A Conversation with Lt Ken Gardner: Listening for Line of Duty Trauma and Obstacles to Processing in Provision of EMDR Therapy for Law Enforcement Officers
Course: A Conversation with Lt Ken Gardner: Listening for Line of Duty Trauma and Obstacles to Processing in Provision of EMDR Therapy for Law Enforcement Officers
Instructor: Sandra Paulsen, Ph.D. and Lt Kenneth E. Gardner Clinical Psychologist, MSCP, TLLP
Approved for 2.5 Hours of CE Credit
Fulfills License and EMDR Requirements
High Resolution Video
Goals
This workshop is a wide-ranging conversation between 34-year police officer and 19-year Detroit homicide detective Lieutenant Kenneth Gardner and Dr Sandra Paulsen. Their focus is reducing the impact of law-enforcement line-of-duty traumas with EMDR Therapy.
Lieutenant Gardner is also a Michigan psychologist, police instructor, EMDR trained clinician, and star of prior seasons of the popular A&E program, First 48. Dr. Paulsen has a long-standing interest in police burnout and line of duty stressors. The conversation, unfolding over three occasions, will help prepare EMDR clinicians to offer informed services to officers seeking EMDR Therapy for line of duty trauma.

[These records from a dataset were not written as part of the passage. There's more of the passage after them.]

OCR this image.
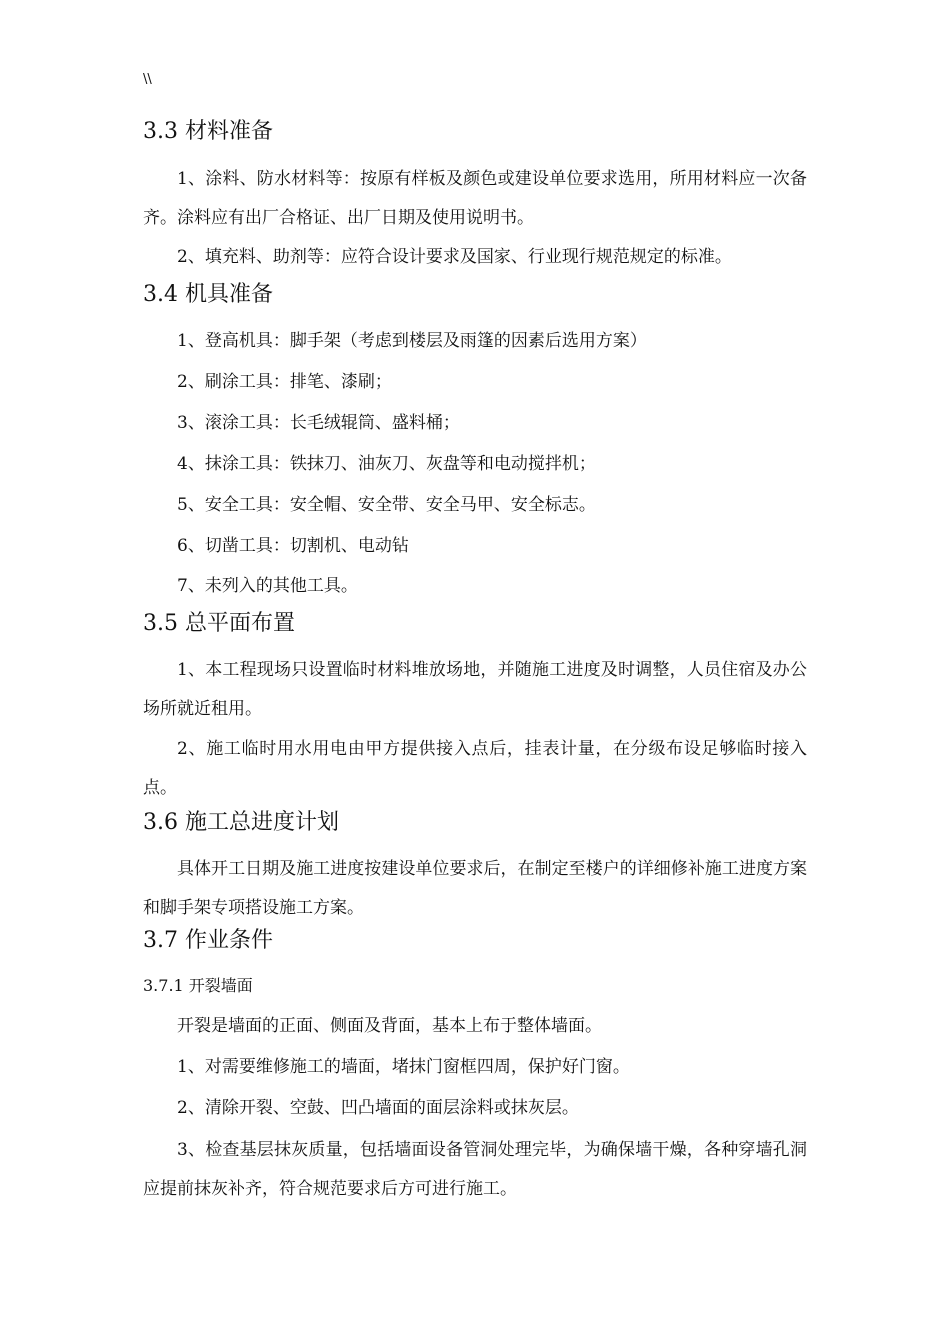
\\
3.3 材料准备
1、涂料、防水材料等：按原有样板及颜色或建设单位要求选用，所用材料应一次备齐。涂料应有出厂合格证、出厂日期及使用说明书。
2、填充料、助剂等：应符合设计要求及国家、行业现行规范规定的标准。
3.4 机具准备
1、登高机具：脚手架（考虑到楼层及雨篷的因素后选用方案）
2、刷涂工具：排笔、漆刷；
3、滚涂工具：长毛绒辊筒、盛料桶；
4、抹涂工具：铁抹刀、油灰刀、灰盘等和电动搅拌机；
5、安全工具：安全帽、安全带、安全马甲、安全标志。
6、切凿工具：切割机、电动钻
7、未列入的其他工具。
3.5 总平面布置
1、本工程现场只设置临时材料堆放场地，并随施工进度及时调整，人员住宿及办公场所就近租用。
2、施工临时用水用电由甲方提供接入点后，挂表计量，在分级布设足够临时接入点。
3.6 施工总进度计划
具体开工日期及施工进度按建设单位要求后，在制定至楼户的详细修补施工进度方案和脚手架专项搭设施工方案。
3.7 作业条件
3.7.1 开裂墙面
开裂是墙面的正面、侧面及背面，基本上布于整体墙面。
1、对需要维修施工的墙面，堵抹门窗框四周，保护好门窗。
2、清除开裂、空鼓、凹凸墙面的面层涂料或抹灰层。
3、检查基层抹灰质量，包括墙面设备管洞处理完毕，为确保墙干燥，各种穿墙孔洞应提前抹灰补齐，符合规范要求后方可进行施工。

In addition to helping the officers, clinicians also serve their communities when they help officers reduce traumatic stress loads related to line of duty exposure to danger, tragedy, horror, job burn-out, and more. These traumatic stress loads can negatively impact officers and families. Every effort was made to avoid details that would be unnecessarily triggering, while alerting workshop attendees to the reality of the job and what to listen for in various phases of EMDR Therapy with law enforcement personnel and other first responders.
Objectives:
At the conclusion of this course, participants will be able to:
- Identify possible EMDR targets to listen for in Phase I History
- Identify three risks associated with processing line of duty traumas to adaptive resolution
- List four specific types of line-of-duty hazards for police officers that can contribute to PTSD.
- Name four sources of stress, in addition to direct trauma, that contribute to job burnout in law enforcement officers.